One concern I would have is the potential for a large number of flash videos being loaded in a short space of time. Worst case scenario - 130k users loading 30MB each is 3.8TB, spread evenly over a whole business day (11 hours) would give an average of 790Mbit/s. Taking burst periods into account that could be well over 1Gb/s. That is a huge amount of bandwidth - if that is really possible then you would most likely need additional servers to serve the videos, or use one of the specialised content hosting networks (Cachefly, Panther Express, Amazon S3, Akamai). Either way, serving 4TB+ a day will cost a fortune.

In an ideal world you would be able to put the site online with minimal hardware & network capacity, observe how it handled on that setup and gradually increase as required. I would be careful about the estimated numbers given - sometimes people can exaggerate them without realising the consequences so best to make sure they are realistic before commiting to anything expensive.

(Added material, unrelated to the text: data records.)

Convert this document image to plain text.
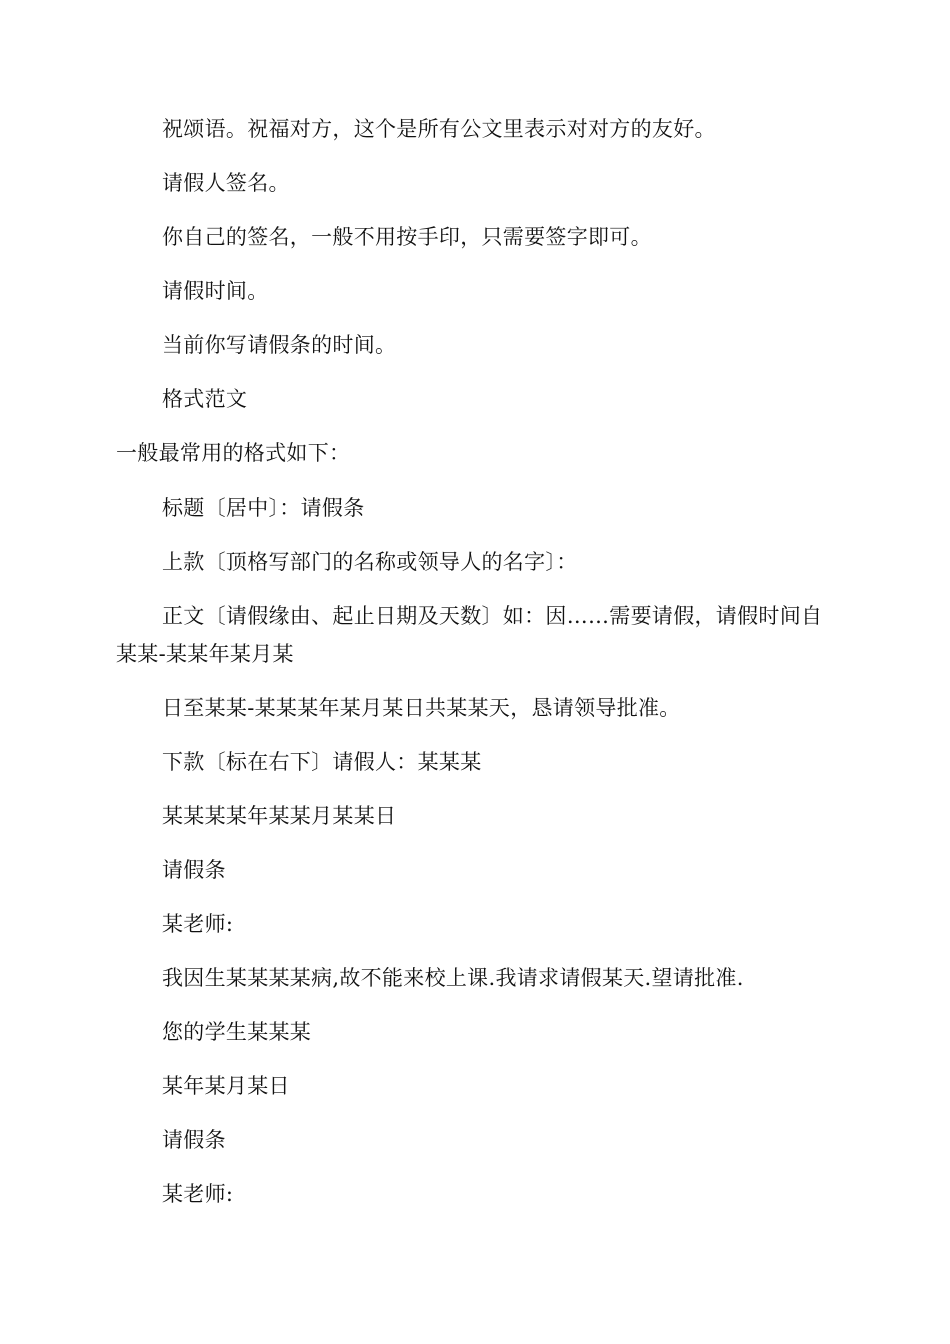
祝颂语。祝福对方，这个是所有公文里表示对对方的友好。

请假人签名。

你自己的签名，一般不用按手印，只需要签字即可。

请假时间。

当前你写请假条的时间。

格式范文

一般最常用的格式如下：

标题〔居中〕：请假条

上款〔顶格写部门的名称或领导人的名字〕：

正文〔请假缘由、起止日期及天数〕如：因……需要请假，请假时间自某某-某某年某月某

日至某某-某某某年某月某日共某某天，恳请领导批准。

下款〔标在右下〕请假人：某某某

某某某某年某某月某某日

请假条

某老师:

我因生某某某某病,故不能来校上课.我请求请假某天.望请批准.

您的学生某某某

某年某月某日

请假条

某老师:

However, if you are building a site that really will get 130,000 users and transfer 4TB on its launch day I would say that finding someone who has experience of large sites would be a very good idea! :)
 
Thanks for your input, i think i might have to find an expert on this, don't really want to screw this up. :eek:
 
I'm building a fairly simple app in php, pretty much just allow a user to log in and then direct them to their specific content, and have them fillin some data and submit some forms,
but their will be alot of flash video on it, and we are expecting around 130,000 simultaneous users a month on this,
how many severs would i need to support this?
would 3 Dell PowerEdge 1900 Dual Woodcrest machines for web app

with a Foundry ServerIron XL - 800mbps Load Balancer

and Dell PowerEdge 2950 Dual Clovertown for the database server

would that be enough? we are expecting each user would use 20-35 mb a session

Yes, Way overkill. If you are serving static pages there is not much for a server to do. Just copies data from disk to the network. What you may want to be concerned about is redundancy so you can stay up even if a server fails. The hardest part of this is the database server and getting it to fail over properly.

If you are planning to serve hundreds of megabytes per second bandwidth will be your biggest expense

How did you pick those servers?
Here is something with a LOT more throughput per inch of rack space. A much better web server I think.
http://www.sun.com/servers/coolthreads/se_t1000/index.xml

What you get is twice as many "cores". Each is slower but the job is I/O bound so a fast core is a waste. Better to have twice as many each using 1/4 the power.

Also this server is four gigabit Ethernet ports.

Don't discount Sun's "Lights out management" feature. Using it I was able to do things lie re-boot and run diagnosis from my desk or remotely over the Internet.

You might need to thing about storage too. Some kind of Disk array I'd assume? How t connect it? Is NAS over gigabit Ethernet fast enough? Likely is.